Pros of investing in fixed rate bonds
- No risk, as you get all your money back plus interest at the end of the term
- You’ll know exactly how much interest you’ll earn
- You can choose which length of time works for you
Cons of investing in fixed rate bonds
- You won’t be able to access your funds during the term
- Interest rates are locked (which can be a pro or a con)
- Rates may not be as favourable as other forms of investment, such as stocks
Creating passive income that works for you means knowing your financial goals. How much time and investment you have at the beginning of the journey will determine which methods work best for you. If you want a low risk set up, investing in savings accounts can be a more secure solution.
What’s the best monthly income investment?
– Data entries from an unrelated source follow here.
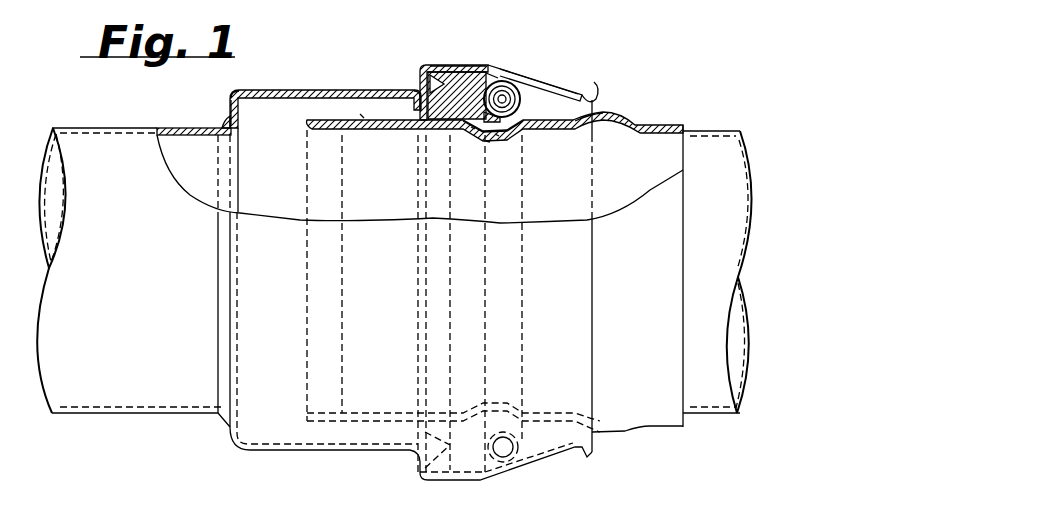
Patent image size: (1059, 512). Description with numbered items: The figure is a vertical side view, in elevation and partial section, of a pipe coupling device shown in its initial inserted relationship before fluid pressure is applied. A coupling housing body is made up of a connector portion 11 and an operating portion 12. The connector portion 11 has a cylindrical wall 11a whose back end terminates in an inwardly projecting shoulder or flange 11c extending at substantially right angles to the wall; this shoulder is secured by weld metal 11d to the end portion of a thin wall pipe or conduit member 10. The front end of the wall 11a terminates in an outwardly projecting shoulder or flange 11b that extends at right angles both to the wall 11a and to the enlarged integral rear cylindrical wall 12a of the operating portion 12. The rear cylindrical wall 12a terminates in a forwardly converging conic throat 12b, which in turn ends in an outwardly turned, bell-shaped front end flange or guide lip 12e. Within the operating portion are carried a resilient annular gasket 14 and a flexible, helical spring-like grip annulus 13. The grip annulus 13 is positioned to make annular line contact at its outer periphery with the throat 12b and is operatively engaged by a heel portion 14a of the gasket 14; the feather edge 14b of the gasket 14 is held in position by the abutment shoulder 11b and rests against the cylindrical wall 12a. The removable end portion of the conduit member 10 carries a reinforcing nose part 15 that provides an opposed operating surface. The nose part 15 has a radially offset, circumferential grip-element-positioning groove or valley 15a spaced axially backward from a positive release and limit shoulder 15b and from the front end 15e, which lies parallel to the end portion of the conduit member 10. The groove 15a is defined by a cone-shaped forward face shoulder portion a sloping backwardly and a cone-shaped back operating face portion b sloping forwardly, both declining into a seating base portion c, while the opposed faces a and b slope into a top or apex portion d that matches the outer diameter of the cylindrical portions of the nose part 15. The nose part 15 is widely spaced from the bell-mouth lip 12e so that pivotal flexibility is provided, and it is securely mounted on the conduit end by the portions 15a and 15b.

The thin wall pipe or conduit member 10 is at (90, 128).
The connector portion 11 is at (298, 245).
The cylindrical wall 11a is at (262, 90).
The outwardly projecting shoulder or flange 11b is at (417, 84).
The inwardly-projecting shoulder or flange 11c is at (245, 108).
The weld metal 11d is at (225, 118).
The operating portion 12 is at (531, 242).
The rear cylindrical wall 12a is at (450, 64).
The conic operating-surface wall or throat 12b is at (556, 92).
The bell-shaped front end flange or guide lip 12e is at (596, 86).
The flexible grip annulus 13 is at (518, 86).
The resilient annular gasket 14 is at (469, 252).
The heel portion 14a is at (488, 78).
The feather edge 14b is at (434, 74).
The nose part 15 is at (524, 261).
The grip-element-positioning portion, groove or valley 15a is at (477, 142).
The positive release and limit shoulder 15b is at (580, 129).
The front end 15e is at (685, 230).
The forward face shoulder portion a is at (497, 135).
The back face or operating surface portion b is at (473, 128).
The seating base portion c is at (488, 142).
The top or apex portion d is at (362, 116).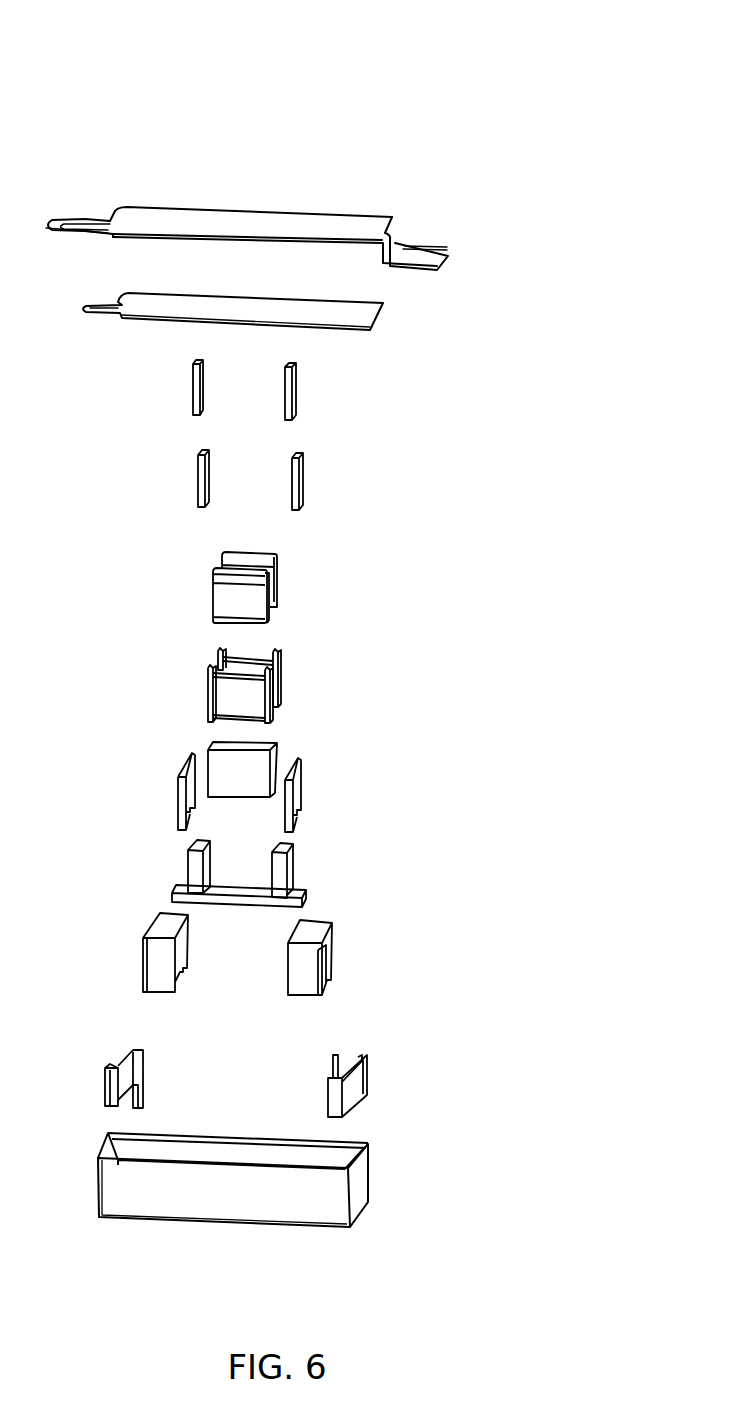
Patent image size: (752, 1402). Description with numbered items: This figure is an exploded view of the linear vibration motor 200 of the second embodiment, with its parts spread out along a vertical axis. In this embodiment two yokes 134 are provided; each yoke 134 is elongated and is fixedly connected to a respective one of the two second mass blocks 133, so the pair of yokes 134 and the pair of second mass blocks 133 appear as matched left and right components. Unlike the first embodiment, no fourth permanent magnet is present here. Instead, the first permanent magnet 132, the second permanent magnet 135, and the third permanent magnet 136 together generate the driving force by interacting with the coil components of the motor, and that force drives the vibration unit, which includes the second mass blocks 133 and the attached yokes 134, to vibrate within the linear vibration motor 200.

The linear vibration motor 200 is at (317, 41).
The first permanent magnet 132 is at (262, 768).
The second mass block 133 is at (320, 932).
The yoke 134 is at (297, 793).
The second permanent magnet 135 is at (296, 486).
The third permanent magnet 136 is at (289, 398).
The best place to invest money to get a monthly income depends on your individual circumstances and financial goals.
If you already have some savings behind you and are committed to investing over the long-term, investing a portion of your money in the stock market may be a good option. Stocks and shares can provide good returns if you’re prepared to be patient, although as with other types of investments, there’s always a chance you could lose some or all of your money. That’s why it’s important to only invest what you can afford to lose.
If you’ve recently received a lump sum of money, perhaps as the result of an inheritance or redundancy package, you could consider investing in a buy-to-let property. Although this is generally viewed as one of the more safe ways to invest for monthly income, it’s not without its risks – especially in the current turbulent economy. If the housing market were to crash, for instance, the value of your investment could fall.
Meanwhile, if you don’t want to risk losing any of your cash, you might want to consider opening a high-interest savings account. As of 2023, interest rates on savings accounts are considerably higher than they have been in the last two years, and savers are now being offered more competitive returns. So if you’re looking for a safe place to invest money to get a monthly income, this may be a better option. You’ll also have the added peace of mind that your deposit will be protected under the Financial Services Guarantee Scheme.